After setting up the synchronization, generate the lexicons and user configurations: Generate Sync Files

After completing the synchronization, the *.userdb.txt files generated in the sync directory will contain the input content.

There are also some other unnecessary files in the sync directory. Rime also backs up the YAML and TXT files in the configuration directory in addition to the root directory, but only the ones in the root directory. Lexicons in the dicts folder of the Mint input method and Lua scripts are not synchronized.

⚠️ Windows users should pay attention to YAML syntax. Backslashes need to be escaped in double quotes but not in single quotes:

yaml
sync_dir: "c:\\file\\path\\sync"
sync_dir: 'c:\file\path\sync'

Multi-device Sync

Set the sync_dir on all platforms to the same directory, such as the directories of iCloud, Dropbox, or OneDrive.

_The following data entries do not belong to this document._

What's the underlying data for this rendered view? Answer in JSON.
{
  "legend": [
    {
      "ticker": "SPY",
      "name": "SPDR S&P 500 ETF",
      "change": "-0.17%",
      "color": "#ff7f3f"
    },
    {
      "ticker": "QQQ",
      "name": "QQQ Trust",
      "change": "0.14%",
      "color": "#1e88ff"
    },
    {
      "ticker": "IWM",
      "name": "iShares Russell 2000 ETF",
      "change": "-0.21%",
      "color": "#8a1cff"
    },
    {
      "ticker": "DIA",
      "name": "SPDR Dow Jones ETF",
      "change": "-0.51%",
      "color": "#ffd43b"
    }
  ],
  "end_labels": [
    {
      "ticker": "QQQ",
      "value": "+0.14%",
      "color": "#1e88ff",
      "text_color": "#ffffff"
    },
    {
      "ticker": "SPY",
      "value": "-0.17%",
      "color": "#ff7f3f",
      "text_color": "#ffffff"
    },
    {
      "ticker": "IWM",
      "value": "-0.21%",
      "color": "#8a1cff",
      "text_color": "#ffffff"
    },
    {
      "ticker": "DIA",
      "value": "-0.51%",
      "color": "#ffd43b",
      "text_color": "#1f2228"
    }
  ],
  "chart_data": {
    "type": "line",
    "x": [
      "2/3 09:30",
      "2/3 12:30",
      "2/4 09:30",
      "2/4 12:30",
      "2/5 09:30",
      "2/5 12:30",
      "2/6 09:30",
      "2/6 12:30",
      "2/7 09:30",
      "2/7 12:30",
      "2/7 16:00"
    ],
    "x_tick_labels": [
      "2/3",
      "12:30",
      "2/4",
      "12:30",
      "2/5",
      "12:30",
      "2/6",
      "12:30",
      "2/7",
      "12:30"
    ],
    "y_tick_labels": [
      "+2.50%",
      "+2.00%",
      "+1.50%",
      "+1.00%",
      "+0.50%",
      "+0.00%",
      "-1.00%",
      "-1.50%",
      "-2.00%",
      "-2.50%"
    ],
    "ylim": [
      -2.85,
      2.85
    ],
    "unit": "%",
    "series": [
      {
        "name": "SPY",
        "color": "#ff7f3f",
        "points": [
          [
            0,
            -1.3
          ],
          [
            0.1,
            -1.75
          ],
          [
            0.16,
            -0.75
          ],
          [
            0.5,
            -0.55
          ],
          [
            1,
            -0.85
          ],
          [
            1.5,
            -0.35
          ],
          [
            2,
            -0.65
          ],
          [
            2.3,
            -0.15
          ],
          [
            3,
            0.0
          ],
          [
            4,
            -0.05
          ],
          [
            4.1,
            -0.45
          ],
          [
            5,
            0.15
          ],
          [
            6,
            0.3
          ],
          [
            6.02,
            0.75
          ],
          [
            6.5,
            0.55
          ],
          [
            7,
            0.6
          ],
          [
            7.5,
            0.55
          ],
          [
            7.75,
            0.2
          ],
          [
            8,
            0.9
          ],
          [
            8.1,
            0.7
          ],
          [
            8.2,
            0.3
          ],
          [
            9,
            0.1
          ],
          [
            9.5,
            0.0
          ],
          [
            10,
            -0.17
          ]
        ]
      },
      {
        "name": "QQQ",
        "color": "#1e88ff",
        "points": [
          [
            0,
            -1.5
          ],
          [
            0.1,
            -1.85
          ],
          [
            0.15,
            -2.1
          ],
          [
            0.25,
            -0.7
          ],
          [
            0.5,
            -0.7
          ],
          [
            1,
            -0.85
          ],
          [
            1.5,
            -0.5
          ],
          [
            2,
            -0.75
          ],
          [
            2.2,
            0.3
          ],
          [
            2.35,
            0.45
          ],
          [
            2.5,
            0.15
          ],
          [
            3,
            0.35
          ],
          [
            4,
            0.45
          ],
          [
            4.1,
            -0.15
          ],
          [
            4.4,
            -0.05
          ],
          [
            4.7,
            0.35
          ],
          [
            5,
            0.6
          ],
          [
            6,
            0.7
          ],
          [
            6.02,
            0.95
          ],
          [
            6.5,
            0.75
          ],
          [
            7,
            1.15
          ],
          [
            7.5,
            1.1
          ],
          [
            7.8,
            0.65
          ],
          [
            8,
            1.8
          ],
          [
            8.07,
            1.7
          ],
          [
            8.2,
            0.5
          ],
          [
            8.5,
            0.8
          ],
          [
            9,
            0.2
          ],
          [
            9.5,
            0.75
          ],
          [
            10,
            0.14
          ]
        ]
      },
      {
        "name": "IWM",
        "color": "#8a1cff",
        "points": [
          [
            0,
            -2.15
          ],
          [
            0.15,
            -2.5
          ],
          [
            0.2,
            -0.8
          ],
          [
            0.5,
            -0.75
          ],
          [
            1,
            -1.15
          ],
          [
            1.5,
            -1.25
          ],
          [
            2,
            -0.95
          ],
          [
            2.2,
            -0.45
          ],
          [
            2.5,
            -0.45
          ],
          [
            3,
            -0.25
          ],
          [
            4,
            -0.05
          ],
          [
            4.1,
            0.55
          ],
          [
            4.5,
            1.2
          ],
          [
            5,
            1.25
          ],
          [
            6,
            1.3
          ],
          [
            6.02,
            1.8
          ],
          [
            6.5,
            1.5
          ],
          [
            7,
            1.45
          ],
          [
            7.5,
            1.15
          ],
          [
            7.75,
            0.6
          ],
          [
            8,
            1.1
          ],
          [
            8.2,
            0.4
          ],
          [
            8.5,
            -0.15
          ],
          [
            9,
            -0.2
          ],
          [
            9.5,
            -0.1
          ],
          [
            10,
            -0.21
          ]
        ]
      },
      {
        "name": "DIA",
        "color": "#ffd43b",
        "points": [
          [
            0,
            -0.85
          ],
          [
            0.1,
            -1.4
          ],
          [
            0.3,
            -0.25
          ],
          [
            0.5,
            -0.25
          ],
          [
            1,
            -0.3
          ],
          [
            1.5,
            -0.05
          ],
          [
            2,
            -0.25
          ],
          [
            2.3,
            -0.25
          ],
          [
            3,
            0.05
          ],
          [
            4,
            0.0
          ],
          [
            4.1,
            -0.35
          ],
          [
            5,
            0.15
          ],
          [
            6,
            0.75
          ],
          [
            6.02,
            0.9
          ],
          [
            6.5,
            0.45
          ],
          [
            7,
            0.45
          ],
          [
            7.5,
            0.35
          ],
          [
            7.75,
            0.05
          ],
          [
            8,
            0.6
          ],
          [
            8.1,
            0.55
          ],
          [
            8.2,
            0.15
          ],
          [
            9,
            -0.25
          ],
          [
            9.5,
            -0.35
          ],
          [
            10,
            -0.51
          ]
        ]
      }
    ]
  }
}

Multiple devices will generate parallel folders in this directory, which contain user lexicons.

On PC-1, click "Sync" and synchronize it to PC-2 via cloud storage. Then click "Sync" on PC-2 to obtain the input content from PC-1.

Note: Set different installation_id for each device. You can set it as "PC-1" on PC-1 and "PC-2" on PC-2.

User dictionary data migration

If you were using other schemes before, such as pinyin_simp or luna_pinyin.

You can follow these steps:

  • Place the previous pinyin_simp.userdb.txt or luna_pinyin[_simp].userdb.txt in the sync directory.
  • Rename it to custom_dict.userdb.txt.
  • Modify the #@/db_name in the file to custom_dict.
  • Click "Sync" afterwards.

If you were using a traditional Chinese lexicon, you need to convert it to simplified Chinese beforehand. Be careful not to convert all tabs to spaces.

One simple method is to use VSCode:Open the file ➡️ Select all ➡️ Click "Code" in the upper left corner ➡️ Services ➡️ Convert Text to Simplified Chinese.

Or you can use OpenCC:

shell
opencc -c t2s -i in.txt -o out.txt